18 kardeşi emegen (dev) kızlarıyla evlenen Alavgan da birkaç kez Nart kızlarıyla evlenmiş. Ancak Nart kızları Alavgan’a dayanamayıp onu bırakıp kaçıyorlarmış. Alavgan emegenler (devler) ülkesinden bir kız bulup evlenmeye karar vermiş. Bir gün sabah erkenden atı Gemuda’ya binip yola çıkmış.

Yolda bir emegen (dev) kadına rastlamış. Emegen kadın ona niçin emegenler ülkesinde dolaştığını sormuş. Alavgan evlenmek için emegen kız aradığını söyleyince, emegen kadın kendisinin güzel bir kızı olduğunu, eğer beğenirse ona vereceğini bildirmiş. Alavgan gidip kızı görmüş ve annesi gibi çirkin emegen kızla evlenip Nart ülkesine dönmüş. Alavgan’ın emegen karısı her ay iki erkek çocuk doğuruyormuş.

Ama doğurduğu çocukları hemen ağzına atıp, yutup yiyormuş. Alavgan’ın süt annesi Satanay Biyçe Alavgan’ın emegen karısının doğurduğu çocukları yediğini anlamış ve onlardan birini kurtarabilmek için bir plan düşünmüş. Bir gün emegen kadına gidip “Eski hanımlarla yeni hanımlar birbirlerine denk değiller. Eski hanımlar evin çatısına çıkıp oradan bacanın içine doğururlardı, şimdikiler ise evde yataklarında doğuruyorlar” demiş.

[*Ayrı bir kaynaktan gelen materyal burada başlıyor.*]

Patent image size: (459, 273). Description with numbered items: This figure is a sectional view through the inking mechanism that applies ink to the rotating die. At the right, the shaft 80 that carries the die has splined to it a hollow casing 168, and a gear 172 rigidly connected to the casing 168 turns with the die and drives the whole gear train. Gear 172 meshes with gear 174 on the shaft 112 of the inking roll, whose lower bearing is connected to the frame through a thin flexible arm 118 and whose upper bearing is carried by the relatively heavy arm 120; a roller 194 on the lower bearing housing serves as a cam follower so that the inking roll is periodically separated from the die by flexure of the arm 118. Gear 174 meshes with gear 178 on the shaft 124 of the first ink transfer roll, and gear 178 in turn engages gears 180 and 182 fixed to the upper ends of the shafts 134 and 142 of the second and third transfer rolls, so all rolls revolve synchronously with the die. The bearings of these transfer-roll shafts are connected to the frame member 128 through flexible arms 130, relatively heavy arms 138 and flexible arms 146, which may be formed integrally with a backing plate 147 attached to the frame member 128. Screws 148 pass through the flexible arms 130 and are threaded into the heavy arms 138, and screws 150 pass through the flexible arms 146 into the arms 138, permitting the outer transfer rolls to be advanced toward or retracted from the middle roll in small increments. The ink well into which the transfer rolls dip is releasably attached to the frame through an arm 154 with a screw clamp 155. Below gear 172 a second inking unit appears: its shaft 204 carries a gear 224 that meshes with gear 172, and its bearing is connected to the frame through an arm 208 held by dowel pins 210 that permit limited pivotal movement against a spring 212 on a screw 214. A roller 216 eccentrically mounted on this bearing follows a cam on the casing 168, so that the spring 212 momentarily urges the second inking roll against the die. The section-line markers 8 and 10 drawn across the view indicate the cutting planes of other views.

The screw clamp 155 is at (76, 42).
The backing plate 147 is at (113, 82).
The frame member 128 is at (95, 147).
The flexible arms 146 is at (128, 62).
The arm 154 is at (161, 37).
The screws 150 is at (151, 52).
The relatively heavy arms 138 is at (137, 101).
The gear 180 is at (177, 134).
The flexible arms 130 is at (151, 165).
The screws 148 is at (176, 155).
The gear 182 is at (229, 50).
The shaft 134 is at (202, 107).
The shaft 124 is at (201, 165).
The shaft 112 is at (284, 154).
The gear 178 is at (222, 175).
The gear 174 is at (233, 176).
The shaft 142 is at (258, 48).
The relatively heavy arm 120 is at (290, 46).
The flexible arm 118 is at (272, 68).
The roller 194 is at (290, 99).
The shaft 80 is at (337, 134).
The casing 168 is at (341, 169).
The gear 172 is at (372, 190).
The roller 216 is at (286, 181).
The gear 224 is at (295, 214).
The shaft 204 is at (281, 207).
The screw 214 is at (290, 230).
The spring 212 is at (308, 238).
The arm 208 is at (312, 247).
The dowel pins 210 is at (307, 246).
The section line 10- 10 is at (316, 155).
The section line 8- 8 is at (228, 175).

Akılsız emegen kadın doğuracağı vakit geldiğinde Nartlar tarafından ayıplanmamak için Alavgan’’n evinin çatısına çıkmış. Onu gören Satanay Biyçe hemen bacanın altındaki ocağa bir sepet yerleştirmiş ve içine bir köpek yavrusu koymuş. Emegen kadın doğurur doğurmaz bir erkek çocuk bacadan ocaktaki sepete düşmüş. Satanay Biyçe çocuğu kaptığı gibi alıp dağlara kaçırmış.

Hemen aşağı inip sepete bakan emegen kadın ise bir köpek yavrusu doğurduğunu zannederek onu da yemiş.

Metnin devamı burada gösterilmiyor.